Cancer : découverte d'un récepteur biologique commun

Des chercheurs français, en partenariat avec une équipe américaine, viennent de découvrir une molécule commune à onze types de cancers différents. Une première qui aurait pu ne jamais voir le jour...

Par Romain Lejeune, le 27/10/2010

À l’origine, l’étude des vaisseaux sanguins

Une veinule exprimant le récepteur de la FSH dans un cancer de la prostate très précoce

« J'avais cette idée en tête depuis plusieurs années. » Pour Nicolae Ghinea, directeur de recherche Inserm à l'Institut Mondor de recherche biomédicale (IMRB), c'était presque évident, « l'étude des vaisseaux sanguins associés aux tumeurs doit permettre de découvrir de nouvelles pistes thérapeutiques pour traiter le cancer ».

Aujourd'hui, la détermination de ce chercheur roumain arrivé en France en 1990 a payé. Après avoir étudié durant cinq ans des tissus prélevées chez 1336 patients atteints de cancer, Nicolae Ghinea et son équipe ont découvert un marqueur biologique apparaissant non pas sur les tissus cancéreux, mais à proximité, sur les vaisseaux sanguins, au niveau du récepteur de la FSH (hormone folliculo-stimulante). Cette molécule a été observée pour onze types de cancers (prostate, sein, côlon, pancréas, vessie, rein, poumon, foie, estomac, testicules et ovaires). Les résultats obtenus démontrent la présence du récepteur dans la totalité des échantillons, quels que soient le type et le stade de la tumeur.

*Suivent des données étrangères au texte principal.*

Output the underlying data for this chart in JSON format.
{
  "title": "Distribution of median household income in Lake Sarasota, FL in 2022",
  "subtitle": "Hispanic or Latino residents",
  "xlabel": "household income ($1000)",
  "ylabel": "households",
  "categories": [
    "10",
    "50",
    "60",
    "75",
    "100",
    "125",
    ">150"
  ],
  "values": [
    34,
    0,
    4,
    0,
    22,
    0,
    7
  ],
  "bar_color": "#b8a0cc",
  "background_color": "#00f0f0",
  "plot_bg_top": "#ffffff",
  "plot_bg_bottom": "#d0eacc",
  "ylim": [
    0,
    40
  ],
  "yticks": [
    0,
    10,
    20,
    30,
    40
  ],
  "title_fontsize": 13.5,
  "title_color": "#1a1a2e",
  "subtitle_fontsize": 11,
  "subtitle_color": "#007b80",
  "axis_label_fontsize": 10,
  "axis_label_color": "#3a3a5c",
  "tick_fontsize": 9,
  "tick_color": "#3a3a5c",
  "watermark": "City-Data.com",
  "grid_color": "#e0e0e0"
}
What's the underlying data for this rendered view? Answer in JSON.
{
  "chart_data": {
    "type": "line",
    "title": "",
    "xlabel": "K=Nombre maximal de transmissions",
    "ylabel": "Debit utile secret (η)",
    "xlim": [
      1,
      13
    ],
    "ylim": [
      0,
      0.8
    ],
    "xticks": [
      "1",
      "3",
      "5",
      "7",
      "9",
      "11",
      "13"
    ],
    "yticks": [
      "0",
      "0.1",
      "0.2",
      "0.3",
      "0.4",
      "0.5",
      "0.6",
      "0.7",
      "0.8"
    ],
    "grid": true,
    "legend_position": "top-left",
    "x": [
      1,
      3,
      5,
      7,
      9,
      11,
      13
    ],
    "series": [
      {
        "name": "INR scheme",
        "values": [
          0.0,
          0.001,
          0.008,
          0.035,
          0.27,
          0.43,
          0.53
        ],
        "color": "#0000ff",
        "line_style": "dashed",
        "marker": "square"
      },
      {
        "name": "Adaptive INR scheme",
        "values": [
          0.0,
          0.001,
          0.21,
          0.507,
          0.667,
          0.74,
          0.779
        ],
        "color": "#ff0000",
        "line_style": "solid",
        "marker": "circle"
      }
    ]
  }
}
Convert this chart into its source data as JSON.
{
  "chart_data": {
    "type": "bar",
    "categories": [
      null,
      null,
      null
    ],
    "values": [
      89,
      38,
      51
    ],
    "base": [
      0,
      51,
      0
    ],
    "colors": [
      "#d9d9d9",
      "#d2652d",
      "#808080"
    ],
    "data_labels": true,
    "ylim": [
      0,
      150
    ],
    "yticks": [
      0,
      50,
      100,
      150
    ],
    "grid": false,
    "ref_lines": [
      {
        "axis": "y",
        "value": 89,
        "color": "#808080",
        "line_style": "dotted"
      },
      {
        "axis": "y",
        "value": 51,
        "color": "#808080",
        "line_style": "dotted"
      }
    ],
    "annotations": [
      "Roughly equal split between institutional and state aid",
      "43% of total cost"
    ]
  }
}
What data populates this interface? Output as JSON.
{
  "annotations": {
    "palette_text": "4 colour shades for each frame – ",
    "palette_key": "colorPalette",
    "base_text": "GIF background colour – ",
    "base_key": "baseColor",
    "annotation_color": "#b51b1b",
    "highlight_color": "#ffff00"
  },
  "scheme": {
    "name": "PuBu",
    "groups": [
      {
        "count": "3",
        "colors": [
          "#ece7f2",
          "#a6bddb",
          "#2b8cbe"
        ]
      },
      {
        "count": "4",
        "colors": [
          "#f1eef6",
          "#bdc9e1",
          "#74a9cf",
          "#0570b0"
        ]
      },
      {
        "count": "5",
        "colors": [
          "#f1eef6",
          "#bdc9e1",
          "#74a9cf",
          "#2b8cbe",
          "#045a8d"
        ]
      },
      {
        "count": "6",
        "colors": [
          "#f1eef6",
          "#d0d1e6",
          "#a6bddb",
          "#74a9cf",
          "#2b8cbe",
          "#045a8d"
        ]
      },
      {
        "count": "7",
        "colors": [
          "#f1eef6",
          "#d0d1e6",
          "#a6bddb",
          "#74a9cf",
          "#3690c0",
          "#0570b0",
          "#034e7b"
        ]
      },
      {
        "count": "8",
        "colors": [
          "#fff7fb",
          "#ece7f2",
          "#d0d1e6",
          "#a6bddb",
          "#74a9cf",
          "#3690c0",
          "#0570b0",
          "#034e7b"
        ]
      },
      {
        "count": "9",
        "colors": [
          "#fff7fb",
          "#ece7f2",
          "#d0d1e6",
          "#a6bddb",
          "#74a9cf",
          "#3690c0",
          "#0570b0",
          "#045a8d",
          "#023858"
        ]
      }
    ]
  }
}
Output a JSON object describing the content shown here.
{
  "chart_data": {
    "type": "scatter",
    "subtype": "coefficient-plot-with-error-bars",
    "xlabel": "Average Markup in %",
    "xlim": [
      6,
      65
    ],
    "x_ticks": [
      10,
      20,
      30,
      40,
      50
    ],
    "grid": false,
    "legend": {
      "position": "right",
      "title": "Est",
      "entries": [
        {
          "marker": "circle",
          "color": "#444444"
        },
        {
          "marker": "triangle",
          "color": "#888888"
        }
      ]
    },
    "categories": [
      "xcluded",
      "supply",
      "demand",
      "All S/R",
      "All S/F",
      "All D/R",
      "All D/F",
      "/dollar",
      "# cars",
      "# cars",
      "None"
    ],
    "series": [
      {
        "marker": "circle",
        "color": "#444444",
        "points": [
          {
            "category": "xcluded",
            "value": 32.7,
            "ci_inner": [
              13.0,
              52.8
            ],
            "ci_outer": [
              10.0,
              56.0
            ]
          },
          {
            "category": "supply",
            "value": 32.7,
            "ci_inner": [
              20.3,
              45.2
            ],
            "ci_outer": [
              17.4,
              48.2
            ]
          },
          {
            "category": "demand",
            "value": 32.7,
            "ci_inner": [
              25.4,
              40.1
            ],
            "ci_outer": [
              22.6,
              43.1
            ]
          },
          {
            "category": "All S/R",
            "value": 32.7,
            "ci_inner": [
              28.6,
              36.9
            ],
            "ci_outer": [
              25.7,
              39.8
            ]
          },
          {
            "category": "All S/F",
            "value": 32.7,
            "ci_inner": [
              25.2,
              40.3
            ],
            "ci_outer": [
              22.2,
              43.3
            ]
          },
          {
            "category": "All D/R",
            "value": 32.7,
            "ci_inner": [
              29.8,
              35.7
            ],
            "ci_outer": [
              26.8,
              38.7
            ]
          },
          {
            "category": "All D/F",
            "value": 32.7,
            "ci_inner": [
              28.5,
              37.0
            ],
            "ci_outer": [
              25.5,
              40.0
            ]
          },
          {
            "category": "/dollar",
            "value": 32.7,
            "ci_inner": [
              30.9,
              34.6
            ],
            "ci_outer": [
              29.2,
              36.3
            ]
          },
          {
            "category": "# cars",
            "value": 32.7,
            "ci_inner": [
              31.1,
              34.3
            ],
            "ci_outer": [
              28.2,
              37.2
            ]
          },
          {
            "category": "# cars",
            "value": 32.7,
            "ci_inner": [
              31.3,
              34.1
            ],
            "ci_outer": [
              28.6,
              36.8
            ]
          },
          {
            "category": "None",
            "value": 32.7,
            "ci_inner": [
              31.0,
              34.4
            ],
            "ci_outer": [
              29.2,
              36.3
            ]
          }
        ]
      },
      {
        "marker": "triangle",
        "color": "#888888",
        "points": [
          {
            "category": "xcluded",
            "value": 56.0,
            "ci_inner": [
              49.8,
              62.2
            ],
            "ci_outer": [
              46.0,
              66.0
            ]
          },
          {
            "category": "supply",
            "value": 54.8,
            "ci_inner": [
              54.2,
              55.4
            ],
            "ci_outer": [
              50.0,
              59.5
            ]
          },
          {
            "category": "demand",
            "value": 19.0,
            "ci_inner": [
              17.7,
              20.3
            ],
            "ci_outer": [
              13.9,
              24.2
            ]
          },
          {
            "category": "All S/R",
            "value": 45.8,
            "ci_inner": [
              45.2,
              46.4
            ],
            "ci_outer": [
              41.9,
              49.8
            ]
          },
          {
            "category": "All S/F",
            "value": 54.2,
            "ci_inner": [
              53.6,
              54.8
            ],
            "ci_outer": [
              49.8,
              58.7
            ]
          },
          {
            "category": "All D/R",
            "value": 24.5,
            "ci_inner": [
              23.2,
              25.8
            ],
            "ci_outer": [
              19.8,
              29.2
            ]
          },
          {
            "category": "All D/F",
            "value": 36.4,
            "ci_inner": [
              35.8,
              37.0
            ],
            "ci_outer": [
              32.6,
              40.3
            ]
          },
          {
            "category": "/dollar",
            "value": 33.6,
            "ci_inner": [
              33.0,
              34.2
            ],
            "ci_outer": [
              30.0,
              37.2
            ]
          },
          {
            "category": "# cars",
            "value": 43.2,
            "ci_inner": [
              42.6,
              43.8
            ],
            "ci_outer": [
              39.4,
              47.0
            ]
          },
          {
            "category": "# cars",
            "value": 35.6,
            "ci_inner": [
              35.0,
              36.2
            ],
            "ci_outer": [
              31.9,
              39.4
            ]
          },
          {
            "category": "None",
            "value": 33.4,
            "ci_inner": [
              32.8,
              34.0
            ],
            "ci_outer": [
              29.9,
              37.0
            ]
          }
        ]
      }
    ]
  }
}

L'explication des travaux par Philippe Camparo, co-auteur de l'étude

A contrario, ce récepteur est absent des tissus sains de l'organisme (exception faite des gonades). Située dans le réseau vasculaire, cette molécule pourrait être mise en évidence par imagerie (IRM) et devenir la principale cible d'un éventuel traitement médicamenteux. « Cependant, il faut rester prudent, pondère Nicolae Ghinea, c'est un pas très important dans la recherche, mais il faut encore que ces résultats soient confirmés par des études cliniques. Nous ne pourrons réellement appréhender la qualité de ces travaux que dans plusieurs années. »

Une découverte par étape

Les différentes étapes de la recherche

La découverte, elle, s'est faite en plusieurs étapes. « À l'origine, Nicolae Ghinea travaillait sur l'expression du récepteur FSH dans les gonades, seuls tissus sains où il est naturellement présent, explique Philippe Camparo, co-auteur de l'étude. Un "acquis" que Nicolae Ghinea a néanmoins cherché à vérifier en examinant l'expression du récepteur dans les organes voisins. »

Un marqueur qui semble universel

« C'est ainsi que je me suis mis à examiner la prostate, explique Nicolae Ghinea. Et que j'ai découvert que les cellules des vaisseaux associés à la tumeur de la prostate exprimaient fortement les récepteurs. » Il venait de trouver le marqueur de ce cancer. Malgré son manque de moyens, il utilisa « des anticorps et d'anciens produits que je conservais dans mes frigidaires » pour aller plus loin. Il voulut vérifier si ce récepteur apparaissait aussi dans d'autres types de cancers. « J'avais tout ce qu'il fallait, sauf les bons tissus. J'ai donc sollicité des médecins anatomopathologistes qui ont compris l'intérêt de mes travaux et m'ont aidé. »

Des centaines de patients touchés par différents cancers ont alors été étudiés. « Tous les résultats que j'ai obtenus en microscopie ont été validés par des spécialistes de différents types de cancers : prostate, vessie, sein ou bien poumon. Parmi eux, le professeur Radu Aurelian de la Mount Sinai School of Medicine a été, durant cette période, l'un de mes plus proches collaborateurs. »

Aujourd'hui, la satisfaction de Nicolae Ghinea est grande. « L'article a été publié dans un très prestigieux journal, The New England Journal of Medicine ». Ne reste plus qu'à attendre et voir si ses travaux débouchent, ou non, sur de nouvelles pistes thérapeutiques contre le cancer.